L'équipe a posé quelques questions simples :« Qu'est-ce qu'une enzyme ou un anticorps naturel a que les protéines artificielles n'ont pas ? Pourquoi deux structures avec une composition similaire sont-elles si différentes en ce qui concerne la façon dont elles fonctionnent à l'intérieur d'un système biologique ? »
Apprendre les règles de la conception des anticorps :les défauts des anticorps conçus pour cibler l'insuline (encarts) sont corrigés au cours de cinq séries successives de tests de conception-construction-test de l'algorithme « évolution, ” augmentant la fraction d'anticorps conçus exprimés de manière stable par les cellules de près de 0 % à 100 %. Crédit : Institut des sciences Weizmann
Le groupe a concentré son attention sur certaines parties d'anticorps naturels ou d'enzymes qui partent de zéro et n'apparaissent pas dans les conceptions informatiques; en particulier, structures appelées « boucles », " qui sont intrinsèquement instables et "non idéaux" et, donc, difficile lorsqu'il s'agit de prédiction informatique. Ces boucles "non idéales" peuvent souvent être trouvées au centre même des régions actives - celles qui reconnaissent une cible ou se lient à ou clivent une autre molécule.
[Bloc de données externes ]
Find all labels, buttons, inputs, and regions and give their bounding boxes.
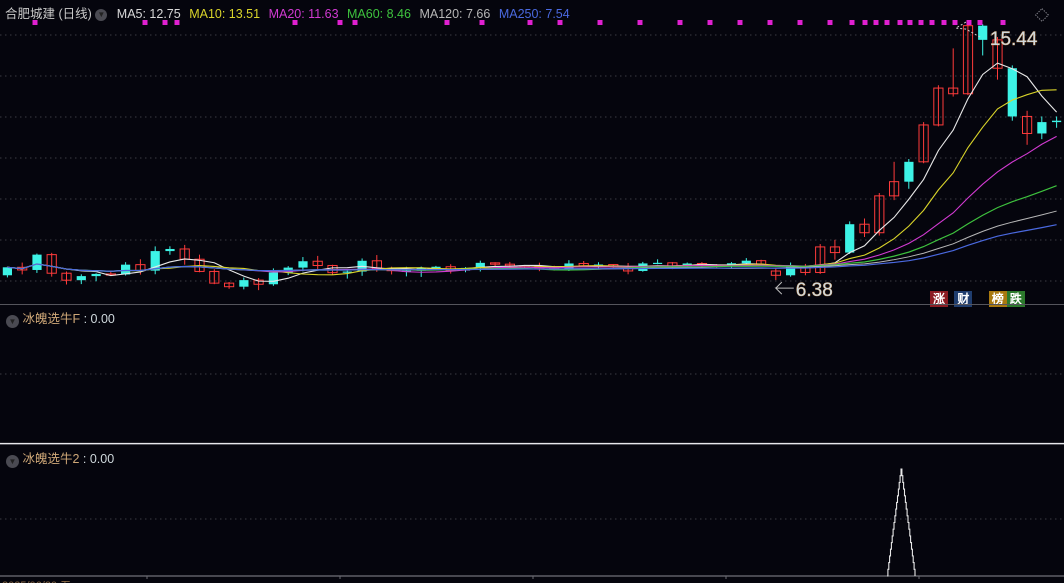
svg-text:6.38: 6.38: [796, 280, 833, 301]
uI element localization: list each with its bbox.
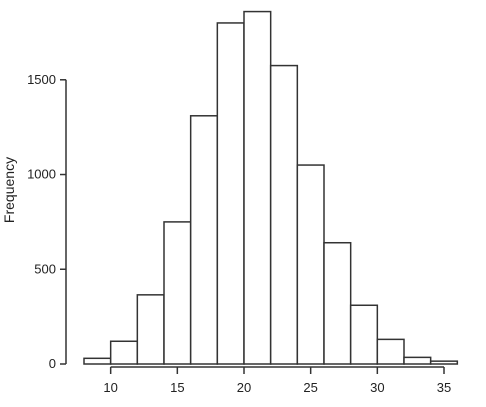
x-tick-label: 15	[170, 380, 184, 395]
x-axis: 10 15 20 25 30 35	[103, 366, 451, 395]
histogram-bar	[349, 304, 379, 365]
x-tick-label: 35	[437, 380, 451, 395]
histogram-bar	[243, 10, 272, 365]
histogram-bar	[189, 115, 219, 365]
x-tick-label: 30	[370, 380, 384, 395]
histogram-bar	[109, 340, 139, 365]
histogram-bar	[376, 338, 405, 365]
histogram-bar	[163, 221, 192, 365]
y-tick-label: 500	[34, 261, 56, 276]
y-tick-label: 0	[49, 356, 56, 371]
histogram-bar	[323, 241, 352, 365]
x-tick-label: 10	[103, 380, 117, 395]
histogram-bar	[216, 22, 245, 365]
x-tick-label: 25	[303, 380, 317, 395]
y-axis: 0 500 1000 1500	[27, 72, 67, 371]
x-tick-label: 20	[237, 380, 251, 395]
y-tick-label: 1500	[27, 72, 56, 87]
histogram-bar	[296, 164, 325, 365]
y-axis-title: Frequency	[1, 157, 17, 223]
histogram-bar	[136, 294, 165, 365]
histogram-bar	[83, 357, 112, 365]
histogram-bars	[83, 10, 459, 365]
y-tick-label: 1000	[27, 167, 56, 182]
histogram-bar	[403, 356, 432, 365]
histogram-bar	[269, 64, 299, 365]
histogram-bar	[429, 360, 459, 365]
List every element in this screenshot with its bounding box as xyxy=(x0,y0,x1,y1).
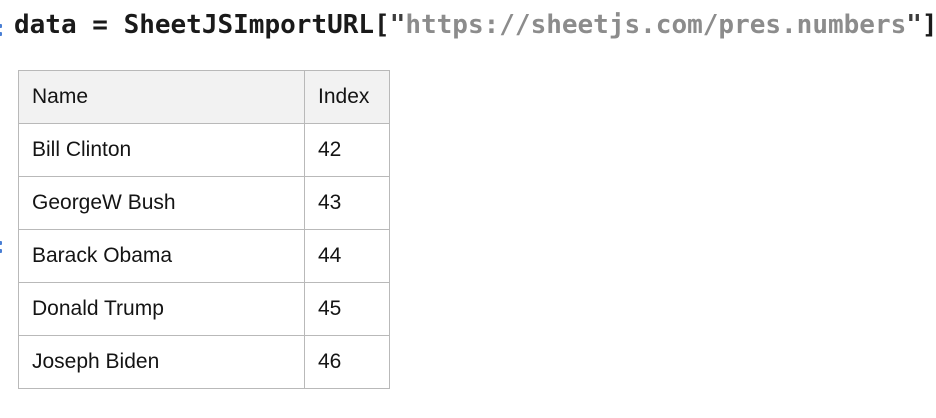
cell-name: Bill Clinton xyxy=(18,123,305,177)
cell-index: 42 xyxy=(304,123,390,177)
drag-handle-dot xyxy=(0,249,2,253)
cell-index: 44 xyxy=(304,229,390,283)
column-header-index: Index xyxy=(304,70,390,124)
table-row: Donald Trump 45 xyxy=(18,282,390,336)
cell-name: Joseph Biden xyxy=(18,335,305,389)
table-row: GeorgeW Bush 43 xyxy=(18,176,390,230)
output-dataset-table: Name Index Bill Clinton 42 GeorgeW Bush … xyxy=(18,70,390,389)
column-header-name: Name xyxy=(18,70,305,124)
cell-name: GeorgeW Bush xyxy=(18,176,305,230)
drag-handle-dot xyxy=(0,32,2,36)
code-string-open-quote: " xyxy=(389,10,406,40)
drag-handle-dots-icon[interactable] xyxy=(0,24,8,36)
cell-index: 46 xyxy=(304,335,390,389)
drag-handle-dot xyxy=(0,24,2,28)
cell-index: 45 xyxy=(304,282,390,336)
code-closing-bracket: ] xyxy=(921,10,936,40)
code-input-line[interactable]: data = SheetJSImportURL["https://sheetjs… xyxy=(14,6,936,44)
cell-name: Barack Obama xyxy=(18,229,305,283)
drag-handle-dots-icon[interactable] xyxy=(0,241,8,253)
code-assignment-expression: data = SheetJSImportURL[ xyxy=(14,10,390,40)
table-row: Joseph Biden 46 xyxy=(18,335,390,389)
table-row: Bill Clinton 42 xyxy=(18,123,390,177)
table-row: Barack Obama 44 xyxy=(18,229,390,283)
table-header-row: Name Index xyxy=(18,70,390,124)
code-string-close-quote: " xyxy=(906,10,922,40)
drag-handle-dot xyxy=(0,241,2,245)
table-header: Name Index xyxy=(18,70,390,124)
cell-name: Donald Trump xyxy=(18,282,305,336)
cell-index: 43 xyxy=(304,176,390,230)
code-url-string: https://sheetjs.com/pres.numbers xyxy=(405,10,907,40)
table-body: Bill Clinton 42 GeorgeW Bush 43 Barack O… xyxy=(18,123,390,389)
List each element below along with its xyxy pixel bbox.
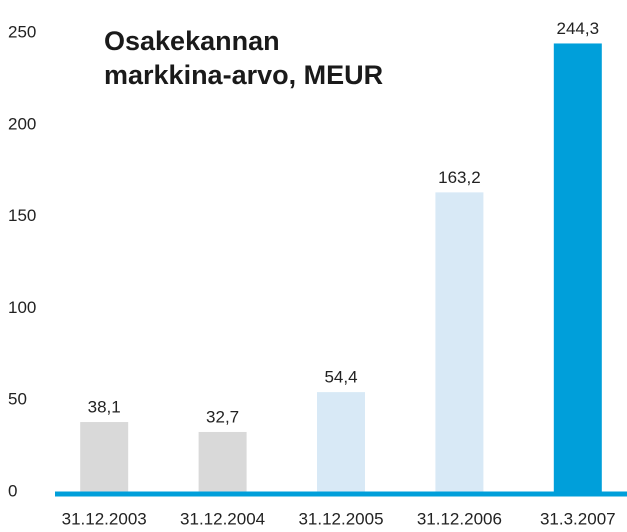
y-tick-label: 250 bbox=[8, 22, 36, 41]
y-tick-label: 100 bbox=[8, 298, 36, 317]
bar bbox=[80, 422, 129, 492]
value-label: 32,7 bbox=[206, 407, 239, 426]
bar bbox=[317, 392, 365, 492]
x-tick-label: 31.12.2004 bbox=[180, 509, 265, 528]
chart-title: Osakekannan markkina-arvo, MEUR bbox=[104, 26, 384, 90]
value-label: 38,1 bbox=[88, 398, 121, 417]
y-tick-label: 150 bbox=[8, 206, 36, 225]
y-tick-label: 0 bbox=[8, 481, 17, 500]
bar bbox=[435, 192, 484, 492]
x-tick-label: 31.12.2005 bbox=[298, 509, 383, 528]
x-tick-label: 31.3.2007 bbox=[540, 509, 616, 528]
bar bbox=[553, 43, 602, 492]
value-label: 244,3 bbox=[557, 19, 600, 38]
bar bbox=[198, 431, 247, 492]
value-label: 54,4 bbox=[324, 368, 357, 387]
value-label: 163,2 bbox=[438, 168, 481, 187]
y-tick-label: 50 bbox=[8, 390, 27, 409]
y-tick-label: 200 bbox=[8, 114, 36, 133]
x-tick-label: 31.12.2003 bbox=[62, 509, 147, 528]
x-tick-label: 31.12.2006 bbox=[417, 509, 502, 528]
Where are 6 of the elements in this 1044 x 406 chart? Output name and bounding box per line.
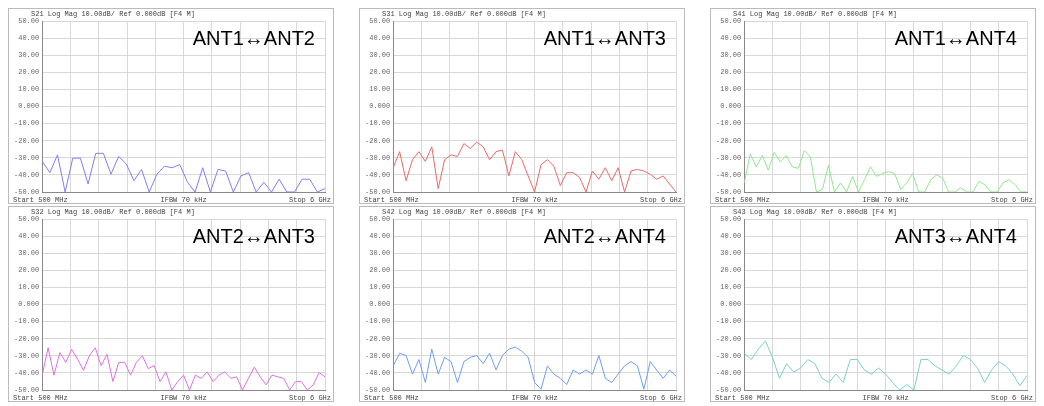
chart-title: ANT1↔ANT4 — [894, 26, 1017, 49]
chart-title: ANT3↔ANT4 — [894, 224, 1017, 247]
chart-title: ANT2↔ANT3 — [192, 224, 315, 247]
chart-title: ANT1↔ANT2 — [192, 26, 315, 49]
chart-title: ANT2↔ANT4 — [543, 224, 666, 247]
chart-title: ANT1↔ANT3 — [543, 26, 666, 49]
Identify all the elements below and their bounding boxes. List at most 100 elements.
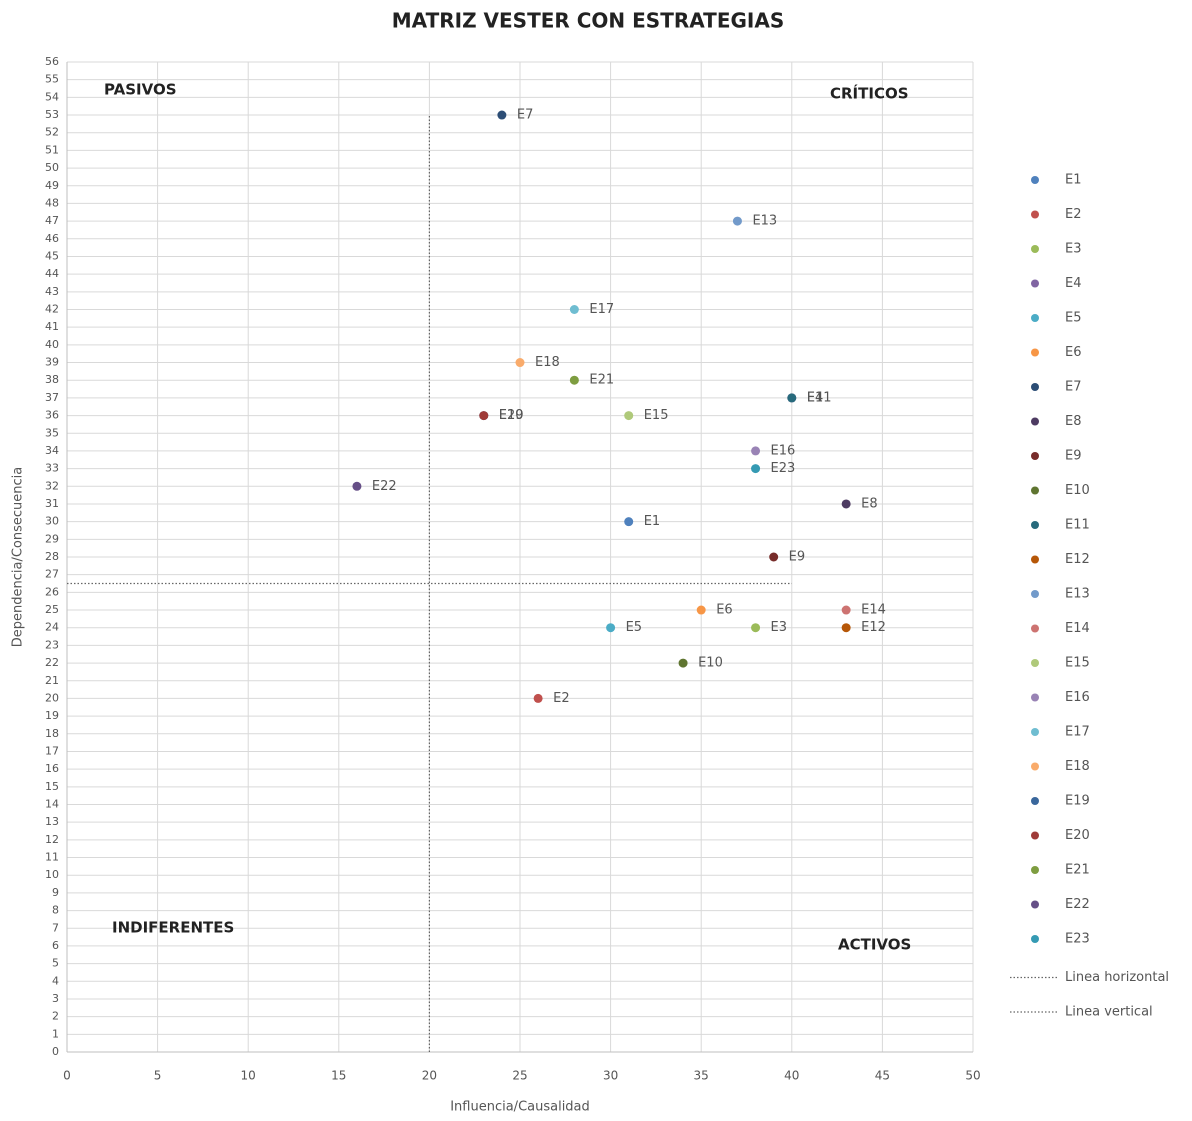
y-tick-label: 49 bbox=[45, 179, 59, 192]
point-label: E14 bbox=[861, 603, 886, 618]
y-tick-label: 0 bbox=[52, 1045, 59, 1058]
legend-label: E12 bbox=[1065, 552, 1090, 567]
y-tick-label: 56 bbox=[45, 55, 59, 68]
x-tick-label: 35 bbox=[694, 1069, 709, 1083]
y-tick-label: 7 bbox=[52, 921, 59, 934]
y-tick-label: 11 bbox=[45, 851, 59, 864]
point-label: E17 bbox=[589, 302, 614, 317]
y-tick-label: 20 bbox=[45, 691, 59, 704]
y-tick-label: 53 bbox=[45, 108, 59, 121]
legend-label: E2 bbox=[1065, 207, 1082, 222]
point-label: E10 bbox=[698, 656, 723, 671]
legend-marker bbox=[1031, 383, 1039, 391]
point-label: E3 bbox=[771, 620, 788, 635]
y-tick-label: 46 bbox=[45, 232, 59, 245]
y-tick-label: 26 bbox=[45, 585, 59, 598]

Pour intégrer ces éléments, les chercheurs ont décidé de concevoir un anticorps fonctionnel à partir de pièces existantes, plutôt que d'en construire un à partir de zéro. Ils ont brisé les structures trouvées dans les anticorps naturels en segments, y compris les boucles et autres fonctionnalités de support. En effet, les chercheurs ont bricolé des pièces toutes faites, similaire à la façon dont fonctionne l'évolution.
L'évolution naturelle est, bien sûr, un processus très lent :une nouvelle famille d'anticorps peut prendre des dizaines de millions d'années à se former. Les chercheurs sont donc revenus au processus de planification informatisé, cette fois armés de leur nouvelle perspicacité. Les nouvelles conceptions ont été testées expérimentalement en laboratoire, quelques dizaines de nouveaux anticorps à la fois. Initialement, les conceptions ont mal fonctionné, mais à travers cinq cycles de conception-construction-test, l'équipe a découvert quelques règles générales pour la conception d'anticorps. En substance, ils ont créé une sorte d'évolution symbiotique - les programmes de conception évoluaient avec les tests expérimentaux, chacun poussant l'autre vers l'avant. Pour démontrer la faisabilité de ce concept, l'équipe a créé des anticorps artificiels ciblant l'insuline, caractérisant ces molécules jusqu'à la résolution d'atomes isolés.
Dans les expériences futures, les scientifiques prévoient de concevoir des anticorps artificiels calqués sur ceux des chameaux et des lamas. Pourquoi ces animaux en particulier ? Si un anticorps humain, ou un de n'importe quel nombre d'animaux communs, a 200 acides aminés, les anticorps chez les chameaux et les lamas ne sont composés que de 100, et pourtant ils sont stables et efficaces. Cela pourrait rendre la conception et la production d'anticorps artificiels pour les conditions humaines plus efficaces, et pourrait avoir une pertinence pour la conception de nouveaux diagnostics et thérapeutiques.